A multi-microgrid system – containing various complementary energy sources – must coordinate the power flow among microgrids and the utility grid for stability and reliability enhancement, and also should obtain optimum energy management. Multi-agent-based optimization techniques are ideal for the management of interconnected microgrids, due to their decentralized nature and multifactorial approach in the decision-making process. In this paper, an optimization model is proposed for interconnected multi microgrids which considers the overall cost of the system. For optimum system operation, the hierarchical energy management system is utilized based on the multi-agent systems (MAS) theory. Each element of the system is considered an independent agent connected to others through the internet of things (IoT) platform. A key benefit of such a structure is its capability to be divided into numerous levels. Moreover, the communication burden of the system is reduced with different management layers.In this paper, efficient operation and management tools including the regulation power (for dispatchable DGs), independent DGs, and power exchange with the utility and adjacent microgrids are utilized for optimum operation.
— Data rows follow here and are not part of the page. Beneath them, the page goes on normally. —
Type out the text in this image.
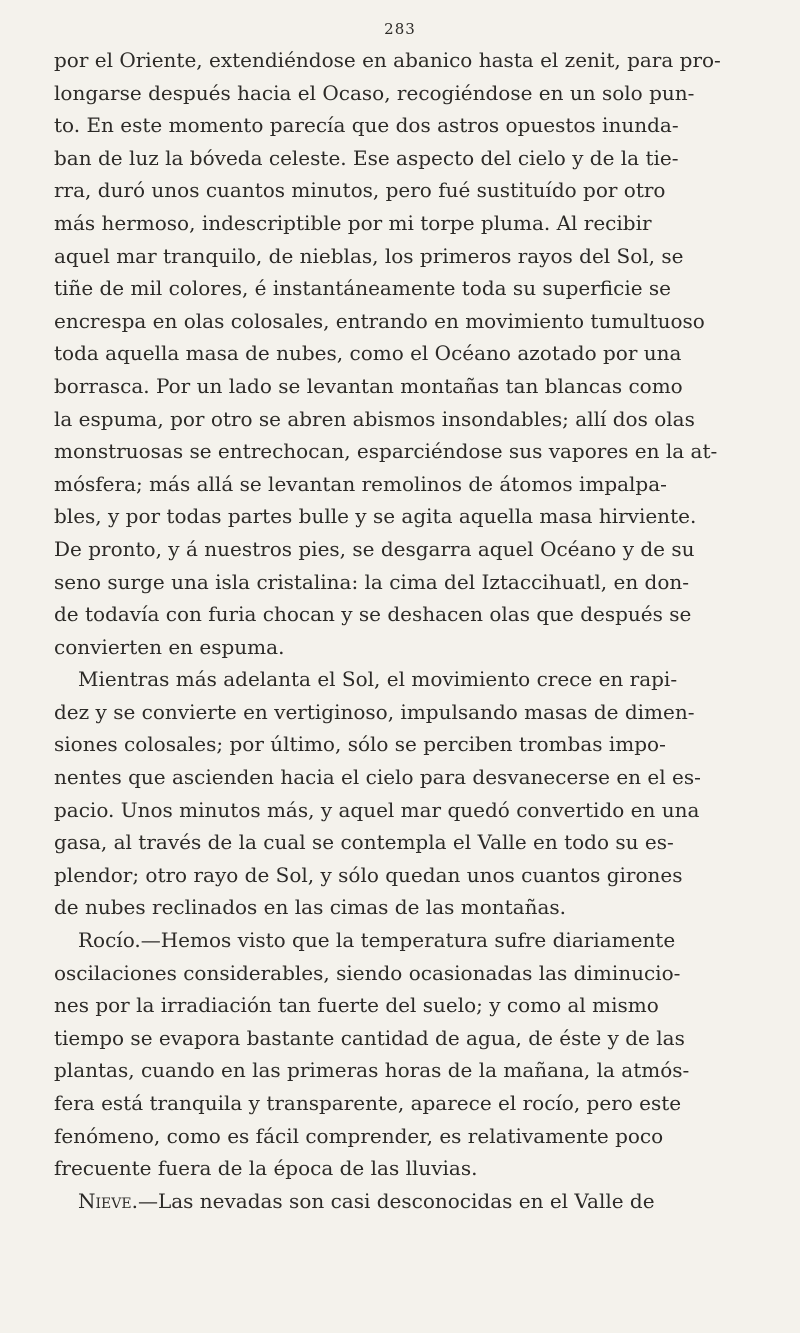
283
por el Oriente, extendiéndose en abanico hasta el zenit, para pro-
longarse después hacia el Ocaso, recogiéndose en un solo pun-
to. En este momento parecía que dos astros opuestos inunda-
ban de luz la bóveda celeste. Ese aspecto del cielo y de la tie-
rra, duró unos cuantos minutos, pero fué sustituído por otro
más hermoso, indescriptible por mi torpe pluma. Al recibir
aquel mar tranquilo, de nieblas, los primeros rayos del Sol, se
tiñe de mil colores, é instantáneamente toda su superficie se
encrespa en olas colosales, entrando en movimiento tumultuoso
toda aquella masa de nubes, como el Océano azotado por una
borrasca. Por un lado se levantan montañas tan blancas como
la espuma, por otro se abren abismos insondables; allí dos olas
monstruosas se entrechocan, esparciéndose sus vapores en la at-
mósfera; más allá se levantan remolinos de átomos impalpa-
bles, y por todas partes bulle y se agita aquella masa hirviente.
De pronto, y á nuestros pies, se desgarra aquel Océano y de su
seno surge una isla cristalina: la cima del Iztaccihuatl, en don-
de todavía con furia chocan y se deshacen olas que después se
convierten en espuma.
Mientras más adelanta el Sol, el movimiento crece en rapi-
dez y se convierte en vertiginoso, impulsando masas de dimen-
siones colosales; por último, sólo se perciben trombas impo-
nentes que ascienden hacia el cielo para desvanecerse en el es-
pacio. Unos minutos más, y aquel mar quedó convertido en una
gasa, al través de la cual se contempla el Valle en todo su es-
plendor; otro rayo de Sol, y sólo quedan unos cuantos girones
de nubes reclinados en las cimas de las montañas.
Rocío.—Hemos visto que la temperatura sufre diariamente
oscilaciones considerables, siendo ocasionadas las diminucio-
nes por la irradiación tan fuerte del suelo; y como al mismo
tiempo se evapora bastante cantidad de agua, de éste y de las
plantas, cuando en las primeras horas de la mañana, la atmós-
fera está tranquila y transparente, aparece el rocío, pero este
fenómeno, como es fácil comprender, es relativamente poco
frecuente fuera de la época de las lluvias.
Nieve.—Las nevadas son casi desconocidas en el Valle de
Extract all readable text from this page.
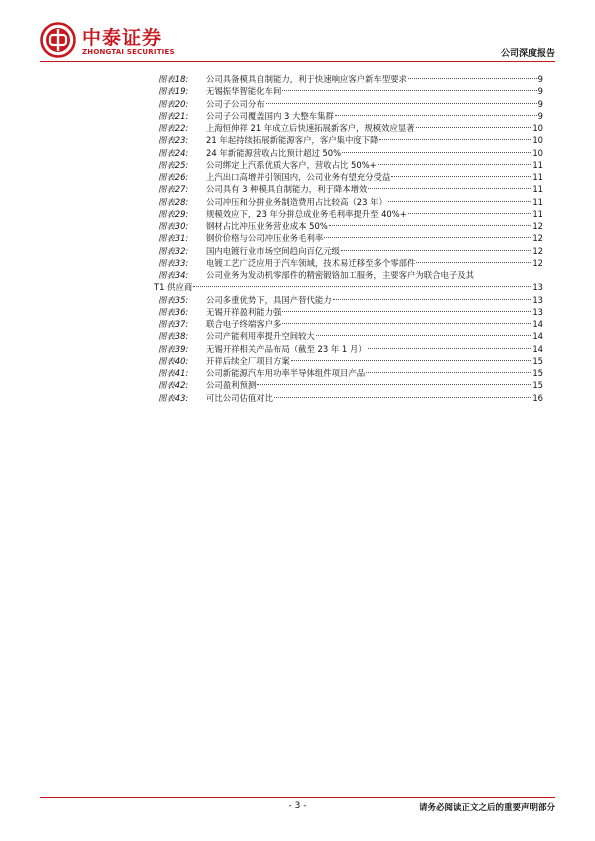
中泰证券
ZHONGTAI SECURITIES	公司深度报告
图表18:	公司具备模具自制能力，利于快速响应客户新车型要求	9
图表19:	无锡振华智能化车间	9
图表20:	公司子公司分布	9
图表21:	公司子公司覆盖国内 3 大整车集群	9
图表22:	上海恒伸祥 21 年成立后快速拓展新客户，规模效应显著	10
图表23:	21 年起持续拓展新能源客户，客户集中度下降	10
图表24:	24 年新能源营收占比预计超过 50%	10
图表25:	公司绑定上汽系优质大客户，营收占比 50%+	11
图表26:	上汽出口高增并引领国内，公司业务有望充分受益	11
图表27:	公司具有 3 种模具自制能力，利于降本增效	11
图表28:	公司冲压和分拼业务制造费用占比较高（23 年）	11
图表29:	规模效应下，23 年分拼总成业务毛利率提升至 40%+	11
图表30:	钢材占比冲压业务营业成本 50%	12
图表31:	钢价价格与公司冲压业务毛利率	12
图表32:	国内电镀行业市场空间趋向百亿元级	12
图表33:	电镀工艺广泛应用于汽车领域，技术易迁移至多个零部件	12
图表34:	公司业务为发动机零部件的精密锻铬加工服务，主要客户为联合电子及其
T1 供应商	13
图表35:	公司多重优势下，具国产替代能力	13
图表36:	无锡开祥盈利能力强	13
图表37:	联合电子终端客户多	14
图表38:	公司产能利用率提升空间较大	14
图表39:	无锡开祥相关产品布局（截至 23 年 1 月）	14
图表40:	开祥后续全厂项目方案	15
图表41:	公司新能源汽车用功率半导体组件项目产品	15
图表42:	公司盈利预测	15
图表43:	可比公司估值对比	16
- 3 -	请务必阅读正文之后的重要声明部分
To obtain more realistic modeling, the uncertainty of renewables and demand is taken into account using decomposition-based modeling, which reduces the computational burden as well. Furthermore, demand response programs are also considered. Finally, a rule-based real-time corrective algorithm is presented to eliminate the mismatched power. The simulation and implementation results demonstrate the efficacy of the proposed MAS-based optimization model in decreasing the operational costs of the multi-microgrid system with minimal communication and computational burden.